[Revision] Fixing SE-0177: Add clamp(to:) to the stdlib

Hi, is there an update on this proposal? Is this something that needs to be completed before ABI lock-in or can it wait?

@Douglas_Gregor commented on the PR at (Returned for Revisions) [SE-0177] Revise clamping proposal by Nirma · Pull Request #723 · apple/swift-evolution · GitHub saying it was put on ice pending further discussion but I haven't found anything further.

It would be great to see this included – It's something that I seem to encounter on a near daily basis.

I've attempted my own version with the suggestions of @xwu.
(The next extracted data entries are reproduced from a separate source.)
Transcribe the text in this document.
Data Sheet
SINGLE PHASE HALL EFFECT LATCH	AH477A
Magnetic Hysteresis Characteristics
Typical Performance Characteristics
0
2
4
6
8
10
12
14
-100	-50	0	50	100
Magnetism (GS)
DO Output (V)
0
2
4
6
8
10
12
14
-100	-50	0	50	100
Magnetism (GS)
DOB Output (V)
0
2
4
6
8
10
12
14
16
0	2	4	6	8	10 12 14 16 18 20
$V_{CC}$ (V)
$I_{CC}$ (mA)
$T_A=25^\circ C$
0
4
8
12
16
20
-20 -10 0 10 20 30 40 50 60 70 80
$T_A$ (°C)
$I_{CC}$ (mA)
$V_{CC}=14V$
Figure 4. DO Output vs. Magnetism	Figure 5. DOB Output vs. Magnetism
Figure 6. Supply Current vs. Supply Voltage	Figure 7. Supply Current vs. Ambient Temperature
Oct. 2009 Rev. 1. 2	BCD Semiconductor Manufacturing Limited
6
A deviation from the original proposal is to constrain the ClosedRange and PartialRangeUpTo variants to FloatingPoint types. clamping to something like (0..<0) would be undefined anyhow, but FloatingPoint at least allows us to return .nan in this case – so I think this might make more sense than Strideable which doesn't seem to have the concept of a minimum stride as far as I can tell.

// Comparable extension

extension Comparable {
    func clamped<T: ClampableRangeExpression>(to range: T) -> Self where T.Bound == Self {
        return range.clamping(self)
    }
}

// RangeExpression extension

protocol ClampableRangeExpression: RangeExpression {
    func clamping(_ value: Bound) -> Bound
}

// Conformance for various Range Types

extension PartialRangeFrom: ClampableRangeExpression {
    func clamping(_ value: Bound) -> Bound {
        return contains(value) ? value : lowerBound
    }
}

extension PartialRangeThrough: ClampableRangeExpression {
    func clamping(_ value: Bound) -> Bound {
        return contains(value) ? value : upperBound
    }
}

extension ClosedRange: ClampableRangeExpression {
    func clamping(_ value: Bound) -> Bound {
        return (lowerBound...).clamping((...upperBound).clamping(value))
    }
}

// Constrained conformance for relevant Range Types

extension PartialRangeUpTo: ClampableRangeExpression where Bound: FloatingPoint {
    func clamping(_ value: Bound) -> Bound {
        return (...upperBound.nextDown).clamping(value)
    }
}

extension Range: ClampableRangeExpression where Bound: FloatingPoint {
    func clamping(_ value: Bound) -> Bound {
        guard lowerBound != upperBound else { return .nan }
        return (lowerBound...).clamping((..<upperBound).clamping(value))
    }
}

The alternative is the simple:

public func clamped<T>(_ lowerBound: T, _ upperBound: T, _ value: T) -> T where T : Comparable {
    return min(upperBound, max(lowerBound, value))
}

Which seems like it would fit alongside the existing min and max implementations quite neatly to me, but I understand there has been some discussion which discourages this direction.

Either way, it would be good to get a solution of some sort.